You can later discover the original source of the meshes using File/Scene Information (meshes subsection).
If you later change the source mesh file, you can reload it inside the SynthEyes scene, without having to reestablish its other settings, by selecting it and clicking the Reload button on the 3-D Panel.
Similarly, if you need to replace a mesh with another version, for example a lower- or higher-resolution version, use File/Import/Replace Mesh. This will change the vertex, face, normal, vertex color, and texture coordinate information, but not other information.
Note : Use File/Import Mesh of an FBX file for files containing a single mesh. Files with multiple meshes will result in an error.
Note : SynthEyes may not be able to read files written by FBX versions later than its own. You can see SynthEyes’s FBX SDK version in the Library Version section of this manual. You can also see the file version (slightly different than the library version) from the version dropdown of the Filmbox exporter.
Use File/Import/Filmbox Scene Import to read files with multiple meshes.
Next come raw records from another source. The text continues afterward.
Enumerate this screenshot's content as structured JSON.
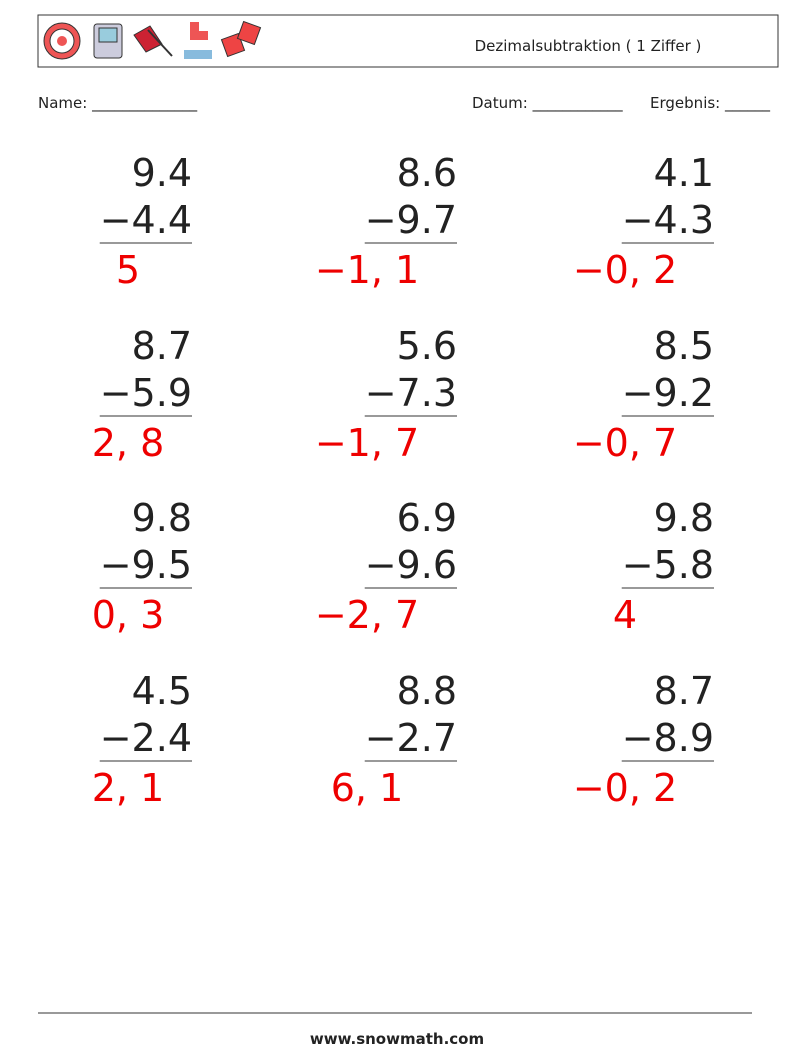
{
  "header": {
    "title": "Dezimalsubtraktion ( 1 Ziffer )"
  },
  "fields": {
    "name": "Name: ______________",
    "date": "Datum: ____________",
    "score": "Ergebnis: ______"
  },
  "problems": [
    {
      "top": "9.4",
      "bottom": "−4.4",
      "answer": "5"
    },
    {
      "top": "8.6",
      "bottom": "−9.7",
      "answer": "−1, 1"
    },
    {
      "top": "4.1",
      "bottom": "−4.3",
      "answer": "−0, 2"
    },
    {
      "top": "8.7",
      "bottom": "−5.9",
      "answer": "2, 8"
    },
    {
      "top": "5.6",
      "bottom": "−7.3",
      "answer": "−1, 7"
    },
    {
      "top": "8.5",
      "bottom": "−9.2",
      "answer": "−0, 7"
    },
    {
      "top": "9.8",
      "bottom": "−9.5",
      "answer": "0, 3"
    },
    {
      "top": "6.9",
      "bottom": "−9.6",
      "answer": "−2, 7"
    },
    {
      "top": "9.8",
      "bottom": "−5.8",
      "answer": "4"
    },
    {
      "top": "4.5",
      "bottom": "−2.4",
      "answer": "2, 1"
    },
    {
      "top": "8.8",
      "bottom": "−2.7",
      "answer": "6, 1"
    },
    {
      "top": "8.7",
      "bottom": "−8.9",
      "answer": "−0, 2"
    }
  ],
  "footer": {
    "site": "www.snowmath.com"
  }
}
It allows multiple meshes with positioning, cameras, lights, rigs, vertex caches, etc to be read. A mesh imported by Filmbox Scene Import cannot be reloaded, however.
Similarly, you can use File/Import/3DS Scene, Alembic ABC Scene, COLLADA DAE Scene, DXF Scene, OBJ Scene, and Zipped FBX Scene importers to read multiple meshes and potentially other objects from the corresponding file types. These are variants of the Filmbox importer.
Note that you can import DXF and OBJ files via both the built-in Import Mesh or the corresponding DXF Scene or OBJ Scene importers. The built-in versions are faster and support easily reloading the mesh from a file. The Scene importers support reading multiple meshes from a file and breaking them into component meshes, for different coloration or texturing. The DXF Scene importer additionally supports binary DXF files and perhaps other newer DXF file features.
The Alembic ABC Scene importer variant is currently intended mainly for vertex cache files, according to Autodesk. As such, it doesn't necessarily import cameras or other features. Hopefully Autodesk will rectify that over time.
The Zipped FBX Scene importer variant allows you to open a ZIP file containing an FBX file, plus other associated files, according to Autodesk. So it may save a step or two and some storage, but more subtly they may have finessed the reader to better capture related texture files from within the ZIP file, bypassing filename issues. But that isn't clear.